We supply documentation beyond standard specs, including analytic support for downstream stability studies and method validation in new synthetic applications. Part of our job consists of anticipating regulatory expectations for traceability, process control, and batch-to-batch record retention. In an environment of rising regulatory attention in pharmaceutical supply, these steps make a difference. Years of navigating this path with partners means we build shared confidence, not just a paper trail.
Feedback from both small start-ups and established multinationals continues to shape our internal practices—driving tighter analytical controls, faster response times to technical queries, and ambitious continuous improvement targets.
The story doesn’t end once a batch leaves our facility. With rising expectations for sustainable production, our team invests time and attention in improving the environmental impact across the lifecycle of each product we ship. We’ve introduced solvent recycle trains and optimized energy use in batch reactions to reduce the carbon footprint of 3-Pyridinecarboxamide, 2-chloro-6-(trifluoromethyl)-. Careful waste segregation and responsible sourcing for raw materials now form part of every project planning session. None of these initiatives reflect marketing strategy; they reflect direct pressure from our own chemists who see waste and inefficiency before anyone else.

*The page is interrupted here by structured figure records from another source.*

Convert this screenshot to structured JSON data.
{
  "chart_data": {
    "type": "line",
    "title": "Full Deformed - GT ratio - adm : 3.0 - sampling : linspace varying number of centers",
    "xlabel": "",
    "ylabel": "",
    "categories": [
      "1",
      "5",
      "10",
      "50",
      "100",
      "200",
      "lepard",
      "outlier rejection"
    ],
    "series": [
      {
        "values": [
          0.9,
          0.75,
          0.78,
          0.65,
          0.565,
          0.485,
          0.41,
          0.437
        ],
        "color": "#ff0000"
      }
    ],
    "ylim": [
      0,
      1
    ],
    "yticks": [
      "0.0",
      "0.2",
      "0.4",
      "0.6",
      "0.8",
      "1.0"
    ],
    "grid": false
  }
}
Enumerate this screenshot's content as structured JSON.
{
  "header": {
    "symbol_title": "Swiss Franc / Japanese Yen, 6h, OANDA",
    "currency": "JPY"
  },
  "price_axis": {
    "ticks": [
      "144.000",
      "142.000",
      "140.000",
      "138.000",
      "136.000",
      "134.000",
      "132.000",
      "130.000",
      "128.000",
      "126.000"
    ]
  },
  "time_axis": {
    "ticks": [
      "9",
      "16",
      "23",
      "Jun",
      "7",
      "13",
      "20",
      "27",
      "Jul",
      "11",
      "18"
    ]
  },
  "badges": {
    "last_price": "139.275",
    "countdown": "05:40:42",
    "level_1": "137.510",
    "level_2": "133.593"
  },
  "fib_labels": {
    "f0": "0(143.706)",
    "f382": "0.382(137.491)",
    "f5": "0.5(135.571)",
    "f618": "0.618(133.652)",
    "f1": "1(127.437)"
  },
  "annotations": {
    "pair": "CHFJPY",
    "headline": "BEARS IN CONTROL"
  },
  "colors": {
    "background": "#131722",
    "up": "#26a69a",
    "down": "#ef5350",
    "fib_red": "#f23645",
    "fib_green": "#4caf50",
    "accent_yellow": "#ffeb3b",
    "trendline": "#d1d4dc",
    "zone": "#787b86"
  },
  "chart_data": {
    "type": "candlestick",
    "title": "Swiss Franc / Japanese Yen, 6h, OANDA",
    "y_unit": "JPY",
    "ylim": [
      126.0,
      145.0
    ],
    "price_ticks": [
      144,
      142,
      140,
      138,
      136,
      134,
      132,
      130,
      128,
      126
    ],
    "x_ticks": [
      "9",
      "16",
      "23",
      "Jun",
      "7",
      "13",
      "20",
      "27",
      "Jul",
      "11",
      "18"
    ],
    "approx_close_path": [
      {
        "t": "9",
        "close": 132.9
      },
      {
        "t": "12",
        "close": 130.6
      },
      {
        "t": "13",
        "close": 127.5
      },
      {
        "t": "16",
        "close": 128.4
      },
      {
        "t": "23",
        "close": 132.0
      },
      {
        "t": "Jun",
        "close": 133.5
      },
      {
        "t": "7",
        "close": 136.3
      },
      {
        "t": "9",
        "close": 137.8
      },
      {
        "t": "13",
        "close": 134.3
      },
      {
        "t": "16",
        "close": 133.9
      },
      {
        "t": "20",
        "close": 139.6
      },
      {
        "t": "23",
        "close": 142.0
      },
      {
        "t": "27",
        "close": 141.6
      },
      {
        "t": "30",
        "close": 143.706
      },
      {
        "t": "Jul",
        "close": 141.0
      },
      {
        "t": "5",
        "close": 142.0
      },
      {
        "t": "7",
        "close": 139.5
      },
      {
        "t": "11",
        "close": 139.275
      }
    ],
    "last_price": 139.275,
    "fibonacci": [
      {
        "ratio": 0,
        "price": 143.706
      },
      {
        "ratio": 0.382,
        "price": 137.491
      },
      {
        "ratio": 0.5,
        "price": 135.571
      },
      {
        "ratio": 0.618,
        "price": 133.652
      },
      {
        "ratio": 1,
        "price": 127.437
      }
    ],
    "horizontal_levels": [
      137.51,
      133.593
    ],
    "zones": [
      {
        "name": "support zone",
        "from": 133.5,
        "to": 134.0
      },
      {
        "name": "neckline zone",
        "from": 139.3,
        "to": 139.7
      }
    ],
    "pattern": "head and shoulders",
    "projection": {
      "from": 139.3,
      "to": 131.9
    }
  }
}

With improved process planning, we now reclaim upwards of 30% of our process solvents—an achievement not possible without years of incremental improvement and investment in reaction monitoring. We routinely work with partners to assess the potential impact of shifting reagent sources or adopting greener alternatives, always weighing upstream change against downstream purity and process safety.
Staying ahead of new requirements, whether they come from regulatory agencies, customers, or advances in green chemistry, presents us with ongoing challenges. We routinely evaluate our supply chain to safeguard both the security of raw materials and the ethical sourcing of specialty reagents. Raw material volatility—especially those involving fluorinated intermediates and specialized chlorinating reagents—requires a broad network of trusted partners. Supply chain disruptions in the past have taught us to maintain larger stocks of critical reagents and invest in rapid switch-overs between supplier routes.

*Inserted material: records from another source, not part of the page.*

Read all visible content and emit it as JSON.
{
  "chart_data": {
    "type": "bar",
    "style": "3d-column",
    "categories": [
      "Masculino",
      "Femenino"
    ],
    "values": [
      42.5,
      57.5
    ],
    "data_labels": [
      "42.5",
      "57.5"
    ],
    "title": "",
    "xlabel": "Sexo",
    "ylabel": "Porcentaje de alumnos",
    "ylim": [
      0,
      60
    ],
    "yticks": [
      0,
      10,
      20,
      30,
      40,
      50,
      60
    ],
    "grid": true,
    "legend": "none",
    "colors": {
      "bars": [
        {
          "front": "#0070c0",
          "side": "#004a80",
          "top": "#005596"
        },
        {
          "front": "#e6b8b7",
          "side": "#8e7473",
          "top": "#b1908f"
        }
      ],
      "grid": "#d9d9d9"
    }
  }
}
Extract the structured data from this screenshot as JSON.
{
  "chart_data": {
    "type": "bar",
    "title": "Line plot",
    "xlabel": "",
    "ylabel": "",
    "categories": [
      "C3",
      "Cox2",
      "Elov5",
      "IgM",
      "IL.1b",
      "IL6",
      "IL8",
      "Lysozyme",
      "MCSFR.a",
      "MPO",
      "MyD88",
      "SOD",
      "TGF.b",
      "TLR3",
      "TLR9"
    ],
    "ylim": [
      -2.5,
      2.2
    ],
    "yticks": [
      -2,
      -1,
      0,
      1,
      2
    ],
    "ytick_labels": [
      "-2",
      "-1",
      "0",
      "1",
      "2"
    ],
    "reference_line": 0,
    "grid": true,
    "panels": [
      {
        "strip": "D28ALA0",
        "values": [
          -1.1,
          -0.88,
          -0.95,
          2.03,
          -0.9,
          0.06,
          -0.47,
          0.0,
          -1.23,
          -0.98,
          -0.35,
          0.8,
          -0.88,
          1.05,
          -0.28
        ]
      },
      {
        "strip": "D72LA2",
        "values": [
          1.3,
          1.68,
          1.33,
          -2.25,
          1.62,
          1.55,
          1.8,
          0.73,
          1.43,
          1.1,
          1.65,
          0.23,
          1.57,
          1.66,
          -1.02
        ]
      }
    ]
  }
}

A developing area of concern is the tightening scrutiny around fluorinated materials—both their persistence in the environment and the requirement for transparent lifecycle management. Managing these requirements, especially in jurisdictions facing stricter reporting and disposal rules, forms an active agenda item in technical and regulatory meetings. For us, sustainability and accountability are not obstacles. They are opportunities to drive improvement and reinforce our promise to our partners, both in the lab and out in the field.
Anyone can recite catalog entries or republish standard specs. What sets a dedicated manufacturer apart is the deep experience drawn from every batch, the willingness to test, and to listen when reactions fail or succeed unexpectedly. Over time, our facility has seen bright new graduates and seasoned process veterans all bring their learning and their pride to each run—fixing small problems before they become big ones, and treating each shipment as a bond between our team and yours.
Our story with 3-Pyridinecarboxamide, 2-chloro-6-(trifluoromethyl)- continues to evolve, fueled by new applications and higher standards. The chemical’s distinct features, its performance under pressure, and the shared history with those who put it to work in their own labs create a narrative built on trust, science, and direct accountability. This is chemistry with purpose, shaped by real-world demands and continual improvement, year after year.